Pope in Thailand: Catholics and Buddhists can live as ‘good neighbours’

22 November 2019
Pope Francis meets the Buddhist Supreme Patriarch of Thailand, Ariyavongsagatanana IX. Image: Vatican Media/Vatican News.


On his first full day in Thailand, Pope Francis meets the Buddhist Supreme Patriarch and confirms the Church’s commitment to open and respectful dialogue in the service of peace.

The meeting took place on Thursday morning, 21 November 2019, at the Wat Ratchabophit Sathit Maha Simaram Temple in Bangkok.

A lasting friendship

In his address to the Pope, the Buddhist Supreme Patriarch Ariyavongsagatanana IX recalled the historic visit of Pope Saint John Paul II to his predecessor 35 years ago, a meeting at which he had been present.
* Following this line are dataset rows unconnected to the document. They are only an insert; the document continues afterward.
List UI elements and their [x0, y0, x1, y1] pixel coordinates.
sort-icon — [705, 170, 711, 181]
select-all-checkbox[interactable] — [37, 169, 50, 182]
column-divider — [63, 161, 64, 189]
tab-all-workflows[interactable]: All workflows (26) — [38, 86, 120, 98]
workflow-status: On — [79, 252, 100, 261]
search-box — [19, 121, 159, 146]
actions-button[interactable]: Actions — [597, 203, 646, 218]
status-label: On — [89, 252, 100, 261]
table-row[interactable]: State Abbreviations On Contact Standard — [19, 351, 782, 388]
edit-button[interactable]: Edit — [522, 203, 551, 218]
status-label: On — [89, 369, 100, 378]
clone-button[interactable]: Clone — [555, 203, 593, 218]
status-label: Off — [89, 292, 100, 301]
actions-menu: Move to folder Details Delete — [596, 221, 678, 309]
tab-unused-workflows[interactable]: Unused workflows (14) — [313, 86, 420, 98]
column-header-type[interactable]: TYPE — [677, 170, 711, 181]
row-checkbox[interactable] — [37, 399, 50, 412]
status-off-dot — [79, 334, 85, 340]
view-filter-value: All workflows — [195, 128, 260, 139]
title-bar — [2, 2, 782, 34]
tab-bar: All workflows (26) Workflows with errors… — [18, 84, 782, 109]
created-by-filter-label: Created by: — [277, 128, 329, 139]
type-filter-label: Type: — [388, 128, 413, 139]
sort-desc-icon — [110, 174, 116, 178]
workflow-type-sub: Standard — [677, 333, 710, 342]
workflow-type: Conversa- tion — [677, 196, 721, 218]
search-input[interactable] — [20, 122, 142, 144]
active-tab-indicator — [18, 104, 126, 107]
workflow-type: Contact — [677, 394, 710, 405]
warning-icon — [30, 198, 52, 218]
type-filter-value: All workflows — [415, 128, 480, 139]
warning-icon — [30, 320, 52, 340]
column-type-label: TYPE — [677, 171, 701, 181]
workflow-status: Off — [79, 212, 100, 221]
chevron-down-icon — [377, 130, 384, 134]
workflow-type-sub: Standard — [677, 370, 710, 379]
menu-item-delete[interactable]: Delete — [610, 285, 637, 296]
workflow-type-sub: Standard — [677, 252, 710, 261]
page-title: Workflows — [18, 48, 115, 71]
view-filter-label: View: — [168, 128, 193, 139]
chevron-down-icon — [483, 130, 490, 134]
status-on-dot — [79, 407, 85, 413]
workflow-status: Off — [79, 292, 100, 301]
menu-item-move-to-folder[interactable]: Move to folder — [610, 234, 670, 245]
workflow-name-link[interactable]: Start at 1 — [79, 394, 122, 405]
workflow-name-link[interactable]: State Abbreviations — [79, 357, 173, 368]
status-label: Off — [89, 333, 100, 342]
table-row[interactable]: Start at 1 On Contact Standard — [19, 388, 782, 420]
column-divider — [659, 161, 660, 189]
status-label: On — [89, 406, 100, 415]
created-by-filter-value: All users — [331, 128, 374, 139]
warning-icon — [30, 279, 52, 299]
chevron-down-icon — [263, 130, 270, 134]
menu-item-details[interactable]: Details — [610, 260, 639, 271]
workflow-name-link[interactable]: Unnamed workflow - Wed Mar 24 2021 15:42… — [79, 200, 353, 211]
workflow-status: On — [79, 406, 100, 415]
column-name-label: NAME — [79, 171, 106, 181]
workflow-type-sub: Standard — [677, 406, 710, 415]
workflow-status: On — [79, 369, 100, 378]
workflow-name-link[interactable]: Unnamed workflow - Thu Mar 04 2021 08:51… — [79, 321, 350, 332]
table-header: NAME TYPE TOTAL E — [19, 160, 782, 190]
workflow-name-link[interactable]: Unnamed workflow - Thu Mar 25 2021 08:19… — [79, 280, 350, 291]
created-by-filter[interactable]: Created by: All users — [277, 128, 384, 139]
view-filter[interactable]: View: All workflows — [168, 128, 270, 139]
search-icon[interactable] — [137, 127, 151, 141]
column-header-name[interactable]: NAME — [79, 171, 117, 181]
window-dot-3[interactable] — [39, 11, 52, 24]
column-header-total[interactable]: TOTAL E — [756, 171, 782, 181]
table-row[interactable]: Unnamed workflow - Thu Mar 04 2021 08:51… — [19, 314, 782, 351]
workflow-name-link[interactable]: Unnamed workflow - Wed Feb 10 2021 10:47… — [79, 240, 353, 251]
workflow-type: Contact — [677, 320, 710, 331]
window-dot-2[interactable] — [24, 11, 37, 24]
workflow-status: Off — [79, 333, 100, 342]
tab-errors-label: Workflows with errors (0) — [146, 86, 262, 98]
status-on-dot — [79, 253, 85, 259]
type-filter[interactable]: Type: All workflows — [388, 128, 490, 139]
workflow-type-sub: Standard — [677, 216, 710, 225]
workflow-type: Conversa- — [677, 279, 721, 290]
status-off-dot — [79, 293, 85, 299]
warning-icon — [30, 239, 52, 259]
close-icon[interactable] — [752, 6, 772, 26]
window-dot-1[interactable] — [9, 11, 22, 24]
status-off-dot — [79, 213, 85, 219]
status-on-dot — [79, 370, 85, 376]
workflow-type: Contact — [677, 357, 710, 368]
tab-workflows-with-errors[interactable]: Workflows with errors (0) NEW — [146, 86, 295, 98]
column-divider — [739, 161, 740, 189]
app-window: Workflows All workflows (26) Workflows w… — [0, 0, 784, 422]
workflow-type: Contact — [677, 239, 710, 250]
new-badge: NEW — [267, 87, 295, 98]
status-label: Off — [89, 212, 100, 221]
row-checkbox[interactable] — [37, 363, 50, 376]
The Patriarch went on to list visits made by the Kings of Thailand to the Popes in the Vatican: to Leo XIII in 1897, Pius XI in 1934, and John XIII in 1960. He spoke of a “deep and lasting friendship,” a “coming together within a true spirit of mutual understanding and equal partnership.”

A journey of esteem

In his address to the Buddhist Supreme Patriarch, the Pope confirmed their meeting was taking place “as part of the journey of esteem and mutual recognition initiated by our predecessors.” Recalling the visit of the seventeenth Supreme Patriarch to Pope Paul VI in the Vatican nearly 50 years ago, Pope Francis said he wanted to “follow in their footsteps in order to increase respect but also friendship between our communities.”

A culture of encounter

Pope Francis said these steps “help testify that the culture of encounter is possible, not only within our communities but also in our world, so prone to creating and spreading conflict and exclusion.” Occasions like this “remind us how important it is for religions to become more and more beacons of hope, as promoters and guarantors of fraternity,” he added.

Catholics in Thailand

Pope Francis expressed his gratitude for the fact that, “since the arrival of Christianity in Thailand some four and a half centuries ago, Catholics have enjoyed freedom in religious practice, despite their being in a minority, and for many years have lived in harmony with their Buddhist brothers and sisters.”

Good neighbours   

The Pope reiterated his personal commitment, and that of the whole Church, “to furthering an open and respectful dialogue in the service of the peace and well-being” of the people of Thailand. He said that through scholarly exchanges, “which lead to greater mutual understanding, as well as the exercise of contemplation, mercy and discernment… we can grow and live together as good neighbours.”

Working together

Pope Francis encouraged “the development of new charitable projects,” by members of both religions. These projects should be capable of “generating and multiplying practical initiatives on the path of fraternity, especially with regard to the poor and our much-abused common home,” he said. “In this way, we will contribute to the formation of a culture of compassion, fraternity and encounter,” he concluded, and “this journey will continue to bear fruit in abundance.”